As you create content, set up wireframes, and move forward in any way, keep asking for feedback. And you don’t just want feedback from your peers or even your client. You need feedback from your client’s clients, that is, the final consumers of your work.
Most professionals and business owners create websites with the intention that their customers use these websites to get information or buy something. It’s the same with apps and products.
So, it makes sense to get feedback from the end-user directly.
Invite existing customers to try out a beta version of the product. Or work with a user-testing platform to get feedback on your site’s navigation.
Another powerful strategy is to use A/B testing to understand the effectiveness of your design. In email marketing, split testing increases conversions by 49%. Similarly, carrying out tests with your audience will create better outcomes from your app or website.
You can also launch the product to a test group in your customer base and ask them to fill a survey form at the end of a trial period.
You’ll get insights that are eye-opening and will help you create high-converting websites and applications.
A lack of structure
I’ve already mentioned how it’s important to define the final content that will appear on the site or application.
This means that the use of filler text like Lorem Ipsum or hastily drafted headlines will not do. Your client or content team needs to know what they want to see and flesh it out with as much detail as possible.

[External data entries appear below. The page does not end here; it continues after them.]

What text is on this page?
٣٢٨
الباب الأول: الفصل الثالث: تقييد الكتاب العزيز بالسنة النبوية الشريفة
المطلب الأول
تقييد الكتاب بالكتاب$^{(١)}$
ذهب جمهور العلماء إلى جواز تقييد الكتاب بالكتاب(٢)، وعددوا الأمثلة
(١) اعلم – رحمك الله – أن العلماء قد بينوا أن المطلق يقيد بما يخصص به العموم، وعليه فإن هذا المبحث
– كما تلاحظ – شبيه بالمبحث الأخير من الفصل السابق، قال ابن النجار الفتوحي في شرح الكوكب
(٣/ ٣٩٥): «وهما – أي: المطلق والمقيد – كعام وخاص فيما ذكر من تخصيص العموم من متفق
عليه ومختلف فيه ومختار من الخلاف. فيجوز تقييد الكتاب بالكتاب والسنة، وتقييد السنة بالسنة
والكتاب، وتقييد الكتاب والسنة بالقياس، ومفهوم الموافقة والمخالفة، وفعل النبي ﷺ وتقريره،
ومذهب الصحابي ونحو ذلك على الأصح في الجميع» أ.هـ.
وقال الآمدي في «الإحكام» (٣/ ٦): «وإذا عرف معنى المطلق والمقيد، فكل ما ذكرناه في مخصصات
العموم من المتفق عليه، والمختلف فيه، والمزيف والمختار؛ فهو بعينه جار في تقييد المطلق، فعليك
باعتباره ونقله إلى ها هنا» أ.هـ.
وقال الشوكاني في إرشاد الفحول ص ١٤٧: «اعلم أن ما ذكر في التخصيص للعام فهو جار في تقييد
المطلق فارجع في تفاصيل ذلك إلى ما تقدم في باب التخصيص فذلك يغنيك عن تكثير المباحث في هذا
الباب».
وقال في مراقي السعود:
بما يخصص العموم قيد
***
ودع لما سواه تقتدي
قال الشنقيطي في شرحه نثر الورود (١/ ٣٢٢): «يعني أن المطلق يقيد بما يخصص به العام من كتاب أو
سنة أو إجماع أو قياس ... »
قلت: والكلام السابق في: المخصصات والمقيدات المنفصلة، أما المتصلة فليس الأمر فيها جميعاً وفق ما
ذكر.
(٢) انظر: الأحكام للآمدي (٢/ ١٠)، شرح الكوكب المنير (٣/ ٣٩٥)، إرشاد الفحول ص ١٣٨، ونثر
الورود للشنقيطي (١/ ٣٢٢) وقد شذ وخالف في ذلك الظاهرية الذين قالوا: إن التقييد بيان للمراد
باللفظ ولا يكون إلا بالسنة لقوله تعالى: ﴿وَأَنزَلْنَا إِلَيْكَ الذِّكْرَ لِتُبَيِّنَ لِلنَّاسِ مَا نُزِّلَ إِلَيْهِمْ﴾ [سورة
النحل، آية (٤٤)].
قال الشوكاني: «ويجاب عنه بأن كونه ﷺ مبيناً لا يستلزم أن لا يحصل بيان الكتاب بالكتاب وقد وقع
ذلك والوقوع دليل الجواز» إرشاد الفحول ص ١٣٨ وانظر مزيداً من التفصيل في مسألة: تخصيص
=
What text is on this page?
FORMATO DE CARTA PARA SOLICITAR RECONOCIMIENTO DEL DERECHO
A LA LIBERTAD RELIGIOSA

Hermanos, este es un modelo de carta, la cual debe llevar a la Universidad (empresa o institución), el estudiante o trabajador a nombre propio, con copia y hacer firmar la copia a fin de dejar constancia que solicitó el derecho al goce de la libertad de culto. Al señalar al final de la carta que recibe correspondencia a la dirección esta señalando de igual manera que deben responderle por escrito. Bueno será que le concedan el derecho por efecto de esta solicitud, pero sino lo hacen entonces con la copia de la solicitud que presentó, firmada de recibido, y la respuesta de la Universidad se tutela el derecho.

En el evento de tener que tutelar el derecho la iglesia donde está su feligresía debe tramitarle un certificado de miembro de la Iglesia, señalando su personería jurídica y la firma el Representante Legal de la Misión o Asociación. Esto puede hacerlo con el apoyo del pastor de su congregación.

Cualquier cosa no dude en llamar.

However, this doesn’t mean that you will highlight all the content you get equally. Presenting too much content to your user overwhelms them. They’ll experience mental labor looking for the right action to take and will likely stop using your product and leave.
UX/UI designers need to prioritize some content over others. And of course, you need to do this by balancing the best design principles as well as the factors that are unique to a business.
For example, I came across a situation where a company offered complex services to its clients. In this case, the best information to present on their home page was not a headline or sales copy – but an FAQ page.
Most people look for FAQs further along the purchasing cycle and so, you don’t often find FAQs right on the home page. But in this case, the customers’ primary need was to get information and it made a powerful impact to add FAQs and resources as home page material.
You can also showcase content that’s more important than others by using color, font, and by manipulating the sizes of images and objects.
For example, in a page consisting of multiple types of content, you can make the most important one with the largest font size. And the rest with gradations of font sizes. Such a tactic establishes visual hierarchy and gives users a place to focus.
Back to you
The process of designing a good website, product, or application is a dynamic one. You need to rely on both sound design principles as well as data that is unique to the business you’re working for.
As a UX/UI designer or student, you need to be aware of best practices but more importantly, you need to avoid critical mistakes that affect the success of your project.
In this post, I’ve laid some of the key mistakes that affect how well your application functions and appears.
By avoiding these problems, you can make a clean and functional interface that achieves a business’s goals, whether it’s to convert leads to customers, entertain users, or solve problems.